Ketuhanan dalam Pemikiran Soekarno VI:
Pengembaraan Pemikiran Soekarno
“Ketuhanan” Dalam Pemikiran Soekarno
Beberapa catatan tentang Ketuhanan dalam Pidato Lahir Pancasila 1 Juni 1945
Oleh:
Paulus Londo
Disampaikan pada:
Diskusi Bulanan "Revitalisasi Pemikiran Soekarno, Pancasila - Sila I: Ketuhanan YME"
Menurut Soekarno, prinsip Ketuhanan (salah satu sila dari Pancasila) digali dari perikehidupan masyarakat Indonesia, dan dengan keyakinannya itu, ia lebih memilih Indonesia sebagai negara nasional bukan negara berlandaskan agama. Untuk memahami hal ini, tentu perlu mengetahui alur pemikiran Soekarno, khususnya mengenai soal Ketuhanan.
Seperti diakuinya kepercayaannya akan eksistensi Tuhan sudah tertanam di dalam dirinya sejak kecil. “Kami adalah bangsa yang hidup dari pertanian, dan siapakah yang menumbuhkan segala sesuatu ? Al Khalik, Yang Maha Pencipta. Kami terima ini sebagai kenyataan hidup. Jadi aku adalah orang yang takut kepada Tuhan dan cinta kepada Tuhan sejak lahir, dan keyakinan ini telah bersenyawa dengan diriku,” (Bung Karno Penyambung Lidah Rakyat halaman 151).

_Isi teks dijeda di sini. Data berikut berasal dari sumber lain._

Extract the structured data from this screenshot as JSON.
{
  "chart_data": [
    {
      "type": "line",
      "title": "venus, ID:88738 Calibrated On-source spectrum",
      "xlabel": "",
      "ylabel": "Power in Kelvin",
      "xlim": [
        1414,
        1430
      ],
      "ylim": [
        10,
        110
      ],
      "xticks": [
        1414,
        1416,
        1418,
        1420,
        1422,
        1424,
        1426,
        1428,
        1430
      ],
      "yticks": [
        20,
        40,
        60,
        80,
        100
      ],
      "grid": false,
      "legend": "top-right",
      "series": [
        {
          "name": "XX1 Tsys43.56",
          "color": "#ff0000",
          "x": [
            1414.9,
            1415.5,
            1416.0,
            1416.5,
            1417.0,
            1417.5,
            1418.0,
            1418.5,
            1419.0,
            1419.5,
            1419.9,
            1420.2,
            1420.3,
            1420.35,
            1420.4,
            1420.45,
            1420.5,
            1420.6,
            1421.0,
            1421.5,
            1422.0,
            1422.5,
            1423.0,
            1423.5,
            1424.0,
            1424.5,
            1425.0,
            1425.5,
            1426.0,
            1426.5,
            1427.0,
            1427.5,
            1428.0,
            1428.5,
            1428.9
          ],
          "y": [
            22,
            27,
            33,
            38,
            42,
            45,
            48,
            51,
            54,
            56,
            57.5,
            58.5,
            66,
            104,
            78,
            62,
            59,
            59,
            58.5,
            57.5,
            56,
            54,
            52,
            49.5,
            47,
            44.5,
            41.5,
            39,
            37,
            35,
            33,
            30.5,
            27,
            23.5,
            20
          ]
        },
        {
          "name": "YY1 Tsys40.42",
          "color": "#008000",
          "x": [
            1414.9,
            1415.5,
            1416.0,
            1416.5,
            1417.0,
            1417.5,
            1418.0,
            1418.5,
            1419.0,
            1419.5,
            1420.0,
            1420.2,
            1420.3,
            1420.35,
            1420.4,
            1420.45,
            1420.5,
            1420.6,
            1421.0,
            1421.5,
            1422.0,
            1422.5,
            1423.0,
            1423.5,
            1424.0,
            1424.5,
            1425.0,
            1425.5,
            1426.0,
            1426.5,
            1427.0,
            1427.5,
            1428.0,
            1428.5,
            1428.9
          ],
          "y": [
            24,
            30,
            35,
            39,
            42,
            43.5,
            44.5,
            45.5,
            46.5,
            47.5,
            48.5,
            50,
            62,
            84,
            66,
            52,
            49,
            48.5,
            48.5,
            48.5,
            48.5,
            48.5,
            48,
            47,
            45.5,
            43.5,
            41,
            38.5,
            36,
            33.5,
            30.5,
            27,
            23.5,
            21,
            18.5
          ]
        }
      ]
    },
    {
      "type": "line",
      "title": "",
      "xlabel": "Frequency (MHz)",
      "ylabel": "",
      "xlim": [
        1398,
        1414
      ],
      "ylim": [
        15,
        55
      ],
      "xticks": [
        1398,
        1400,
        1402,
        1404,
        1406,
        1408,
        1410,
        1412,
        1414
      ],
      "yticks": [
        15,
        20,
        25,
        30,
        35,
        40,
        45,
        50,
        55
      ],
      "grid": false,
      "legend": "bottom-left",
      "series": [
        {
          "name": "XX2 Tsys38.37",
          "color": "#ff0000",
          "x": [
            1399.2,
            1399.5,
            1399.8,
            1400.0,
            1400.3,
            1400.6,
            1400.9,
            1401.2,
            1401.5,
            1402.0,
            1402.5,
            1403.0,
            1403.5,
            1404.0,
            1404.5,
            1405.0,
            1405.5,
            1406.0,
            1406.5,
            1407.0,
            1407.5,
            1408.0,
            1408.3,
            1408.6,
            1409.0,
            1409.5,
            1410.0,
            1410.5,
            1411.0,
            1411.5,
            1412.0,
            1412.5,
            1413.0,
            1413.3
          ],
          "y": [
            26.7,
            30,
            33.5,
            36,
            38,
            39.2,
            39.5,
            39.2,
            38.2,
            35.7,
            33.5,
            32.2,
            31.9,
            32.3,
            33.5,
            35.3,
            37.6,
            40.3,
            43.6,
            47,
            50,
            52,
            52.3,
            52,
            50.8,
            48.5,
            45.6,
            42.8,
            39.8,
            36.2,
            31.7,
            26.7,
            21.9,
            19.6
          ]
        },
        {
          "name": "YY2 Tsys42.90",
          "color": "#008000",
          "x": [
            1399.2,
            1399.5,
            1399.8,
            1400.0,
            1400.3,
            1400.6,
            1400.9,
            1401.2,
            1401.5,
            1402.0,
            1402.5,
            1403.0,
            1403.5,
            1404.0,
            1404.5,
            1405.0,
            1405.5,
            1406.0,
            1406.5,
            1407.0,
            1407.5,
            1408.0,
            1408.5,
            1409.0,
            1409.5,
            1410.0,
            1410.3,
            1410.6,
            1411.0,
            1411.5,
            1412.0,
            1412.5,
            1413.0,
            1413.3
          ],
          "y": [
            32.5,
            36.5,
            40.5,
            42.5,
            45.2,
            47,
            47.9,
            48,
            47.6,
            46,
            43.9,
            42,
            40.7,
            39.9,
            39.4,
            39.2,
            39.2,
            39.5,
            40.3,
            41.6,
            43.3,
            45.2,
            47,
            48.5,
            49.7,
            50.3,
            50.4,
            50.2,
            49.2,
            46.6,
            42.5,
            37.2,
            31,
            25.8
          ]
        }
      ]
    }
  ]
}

Soekarno memang mendapat pelajaran agama secara khusus, sehingga pemahamannya tentang ketuhanan lebih bersifat empiris, yang diserapnya bersama dengan berbagai nilai kehidupan yang ditanamkan kepadanya. Seperti diketahui, Soekarno lahir dari seorang ibu, Ida Ayu Nyoman Rai, penganut Hindu puteri seorang Brahmana dari Kerajaan Singaraja (Buleleng) Bali. Dari ibunya itu, ia menyerap Hinduisme dan Budhaisme. Namun yang paling berkesan dari ibunya adalah, sikap anti penjajahan (Belanda) akibat pengalaman traumatik oleh penaklukan Belanda atas Kerajaan Buleleng yang membuat keluarga ibunya menderita.
Dari kakek-neneknya, ia menyerap kebudayaan Jawa dan mistik, dan dari ayahnya. R Sukemi Sosrodihardjo belajar Islam (Jawa) dan teosofi. Sedangkan Sarinah, pengasuhnya menanamkan cinta kepada sesama (humanisme).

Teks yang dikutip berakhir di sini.